Last week, the BOJ met for its interest rate decision meeting. Expectations were for unchanged, however, not too many people were expecting BOJ Governor Kuroda leaning dovish. In addition, to reaffirming the BOJ’s commitment to yield curve control and daily bond purchases, Kuroda also said that the central bank will take additional easing steps as needed! This is opposite many central banks around that world that currently are tightening monetary policy. On Monday, he changed his tune when he met with Prime Minister Kishida and said that recent rapid yen moves were undesirable. However, the damage has been done. Kuroda, Kishida, and Japan Finance Minister Suzuki have been trying to talk up the Yen for months. And though they had been successful for a while, today USD/JPY reached its highest levels since 1998, taking out the 2002 highs of 135.16.
What can cause the pair to move lower? IF BOJ actually does intervene in the markets, the Yen would swiftly move higher, causing USD/JPY to move lower. In addition, Fed Chairman Powell testifies tomorrow in front of the Senate Banking Committee. Any new, less hawkish comments could cause the US Dollar to move lower. In addition, the correlation coefficient between USD/JPY and 10 Year US Yields is +0.91. Readings above +0.80 are considered to be strong, positive correlations. Therefore, if US yields pull back, USD/JPY should move with it. Finally, on Friday Japan releases CPI. Expectations are 2.3% YoY for the headline number and 2.1% YoY for the Core print. If actual readings are higher than expected, USD/JPY could pull back.
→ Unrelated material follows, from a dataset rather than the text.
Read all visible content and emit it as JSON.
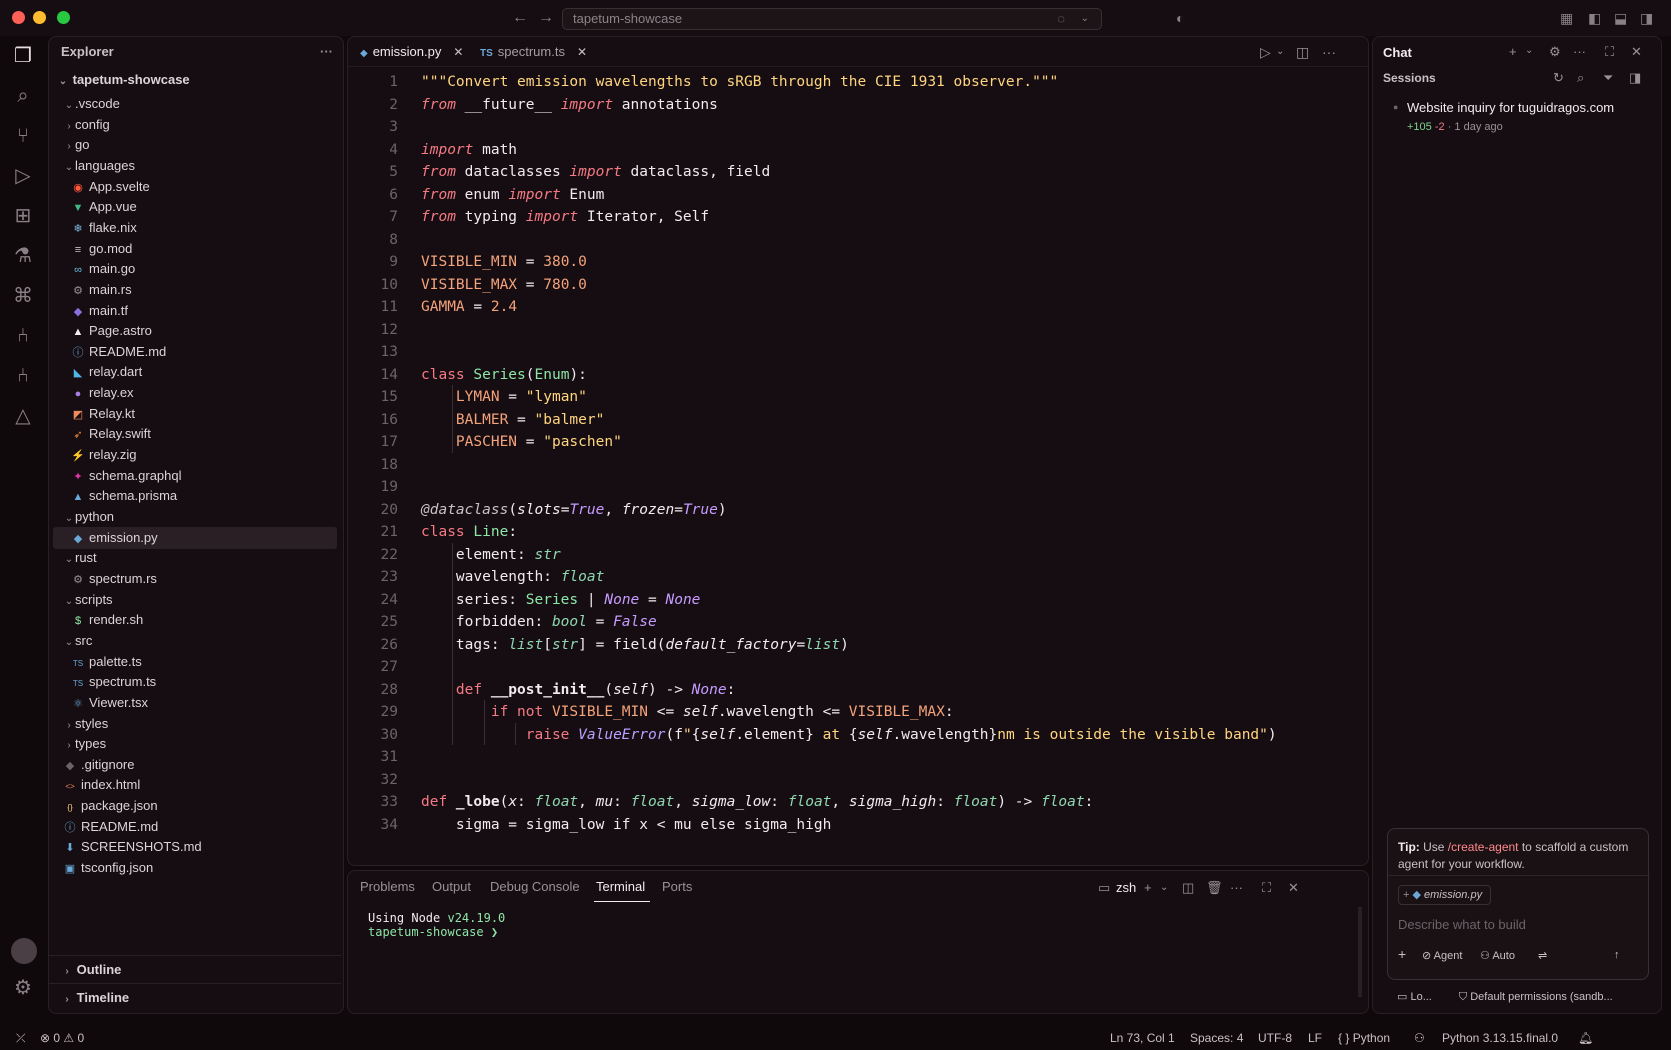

USD/JPY has been moving aggressively higher since mid-March when it was at 116.35 (not shown). On May 9th, the pair made a high of 131.35, just 50 pips under resistance from 2002. USD/JPY then pulled back in a descending wedge formation. On May 31st, the pair broke above the top trendline of the pattern and continued its march higher. The pair took out the 2002 highs on June 14th, however the move failed. That is, until today. Today, USD/JPY is up nearly 160 pips, reaching its highest level since October 1998 near 136.60. First resistance is at the October 1998 highs at 136.98. Above there is horizontal resistance from August 1998.
Source: Tradingview, Stone X
However, notice the RSI on the daily timeframe is diverging with price. When this happened is late April/early May, price pulled back into the descending wedge formation. Will this happen again? If so, first support is at the highs from June 14th at 135.47. Below there, the next level of support is at the lows of June 16th and the previous highs from May 9th at 131.33, and then horizontal support at 128.78.
USD/JPY has been on a tear since March 31st. Will it continue higher? The next move for the pair may depend on Japan fx intervention, comments from Powell, Japan CPI, or an overbought RSI.